しかし、驚いたことに店にはもう新しい客が来て、酒を飲んでいる。すでに営業が再開されているのだ。

 窓は割れ、椅子の破片などが散乱しているのに。こんな場所ではよくあることなんだろうか、店も慣れたもんだ。

 帰りのタクシーの中でマイクが泣きながら言った「俺はフィリピーノが大嫌いだ。やっとの思いでフィリピンに着いた時、あいつらに牛か豚のように扱われた。あいつら俺たちのことを人間だと思っていないんだ」

 やっとのことで彼のアパートに戻った時、時計の針はもうすでに3時を回っていた。泣きながら眠りについたマイクに何が起ころうと、ベトナムで何人死のうと、時は流れていく。

 やがて、マイクの体に異変が起きた。

 ほどなくして、食道がんの診断を受けることとなり、レストランの近くにある大きな病院に入院することが決まった。

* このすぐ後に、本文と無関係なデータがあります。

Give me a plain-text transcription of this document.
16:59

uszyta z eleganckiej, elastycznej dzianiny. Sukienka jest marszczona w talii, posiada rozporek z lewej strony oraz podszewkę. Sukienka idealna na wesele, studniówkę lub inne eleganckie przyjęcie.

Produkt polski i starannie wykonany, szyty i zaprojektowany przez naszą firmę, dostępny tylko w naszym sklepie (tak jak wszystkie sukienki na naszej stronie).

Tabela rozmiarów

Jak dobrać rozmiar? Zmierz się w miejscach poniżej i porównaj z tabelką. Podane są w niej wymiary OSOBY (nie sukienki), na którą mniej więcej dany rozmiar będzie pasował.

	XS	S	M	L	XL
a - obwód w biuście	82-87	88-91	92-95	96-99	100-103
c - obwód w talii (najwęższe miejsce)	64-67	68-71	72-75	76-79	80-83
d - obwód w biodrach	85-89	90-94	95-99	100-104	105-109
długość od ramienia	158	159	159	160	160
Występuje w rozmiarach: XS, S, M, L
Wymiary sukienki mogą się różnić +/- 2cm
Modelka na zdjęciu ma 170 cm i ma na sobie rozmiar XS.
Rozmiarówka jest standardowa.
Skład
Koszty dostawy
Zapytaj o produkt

 見舞いに行くと、マイクではなく本名で入っている。フン・タン・ウィンはどうスペルするのか、正確にどう発音するのか、こちらも受付嬢もわからない。

困っていたところに点滴を引っ張ったマイクが、トイレに行きたかったんだろう…フラフラと歩いてくるのが見えた。そしてやっとのことで、無事彼の病室に入ることが出来た。

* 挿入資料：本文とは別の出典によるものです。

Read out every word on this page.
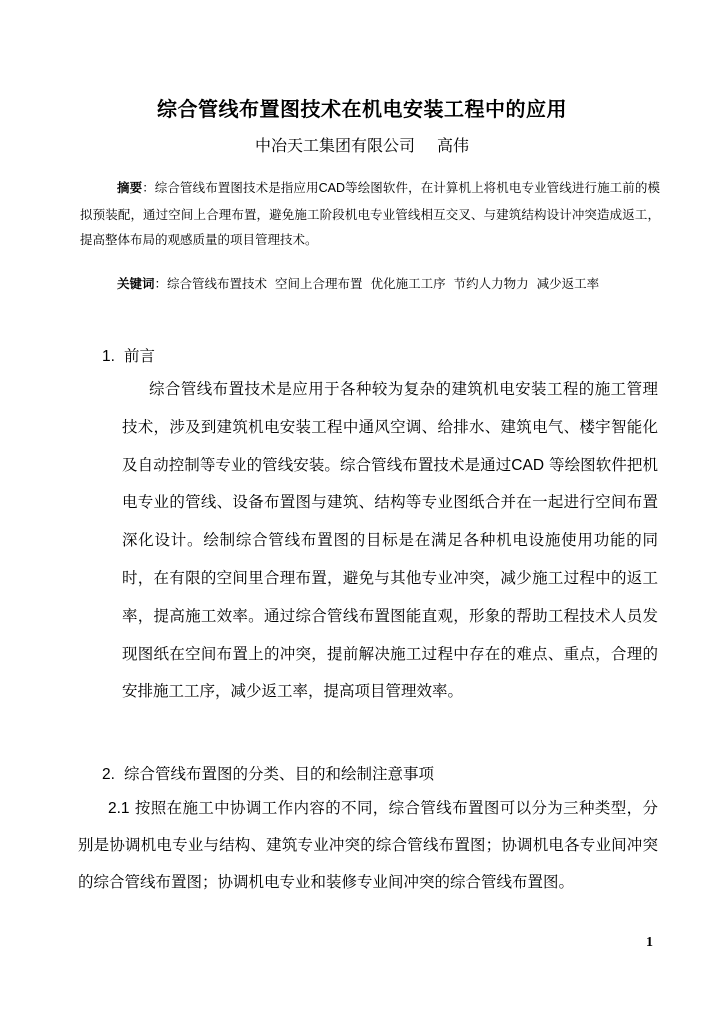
综合管线布置图技术在机电安装工程中的应用
中冶天工集团有限公司 高伟
摘要：综合管线布置图技术是指应用CAD等绘图软件，在计算机上将机电专业管线进行施工前的模拟预装配，通过空间上合理布置，避免施工阶段机电专业管线相互交叉、与建筑结构设计冲突造成返工，提高整体布局的观感质量的项目管理技术。
关键词：综合管线布置技术 空间上合理布置 优化施工工序 节约人力物力 减少返工率
1. 前言
综合管线布置技术是应用于各种较为复杂的建筑机电安装工程的施工管理技术，涉及到建筑机电安装工程中通风空调、给排水、建筑电气、楼宇智能化及自动控制等专业的管线安装。综合管线布置技术是通过CAD 等绘图软件把机电专业的管线、设备布置图与建筑、结构等专业图纸合并在一起进行空间布置深化设计。绘制综合管线布置图的目标是在满足各种机电设施使用功能的同时，在有限的空间里合理布置，避免与其他专业冲突，减少施工过程中的返工率，提高施工效率。通过综合管线布置图能直观，形象的帮助工程技术人员发现图纸在空间布置上的冲突，提前解决施工过程中存在的难点、重点，合理的安排施工工序，减少返工率，提高项目管理效率。
2. 综合管线布置图的分类、目的和绘制注意事项
2.1 按照在施工中协调工作内容的不同，综合管线布置图可以分为三种类型，分别是协调机电专业与结构、建筑专业冲突的综合管线布置图；协调机电各专业间冲突的综合管线布置图；协调机电专业和装修专业间冲突的综合管线布置图。
1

「どうだ?」と尋ねた後、彼が言ったことを生涯忘れることができない。

「ベトナムじゃ毎日のように俺の目の前で沢山の人が死んだ。小さな子どものころから人間の頭が吹っ飛ぶのを見た。内臓が飛び出しているのにまだ生きて助けを求めているやつもいた。そんなこと、どうってことなかったんだ。おれは死ぬなんてこと何とも思わなかったはずなのに、今はなぜかすごく怖い。できれば助かりたい。今にも死にそうなやつをさんざん見殺しにしてきた俺でも助けて欲しいと思ってるんだ。

俺、なんのために生まれてきたんだろう。でも、ベトナムに生まれたこと、決して恨んではいない。すごく美しい国だ。帰りたいなぁ。どうせ死ぬんだったらベトナムで死にたい。そうだ、俺が帰ったら遊びに来いよ。楽しいぜ。毎日釣りして、酒飲んで。いろんなところに連れていってあげるよ。必ず来いよ。約束だ」

「わかった。お前も必ず良くなれ。約束だぞ。でも、もう玉突きには行かないぞ」

そう言って別れてから2週間ほどして彼がフラっとやってきた。そして本当に嬉しそうに言った「ベトナムに帰るんだ。もう発つから。いろいろ有難う。遊びに来いよ。いいな?」

抱きしめた彼の体は驚くほど小さくなっていた。

それから2か月ほどしたある日、ベトナムから手紙が届いた。マイクの姉からだった。それは、彼とはもう2度と会うことが叶わない、という知らせだった。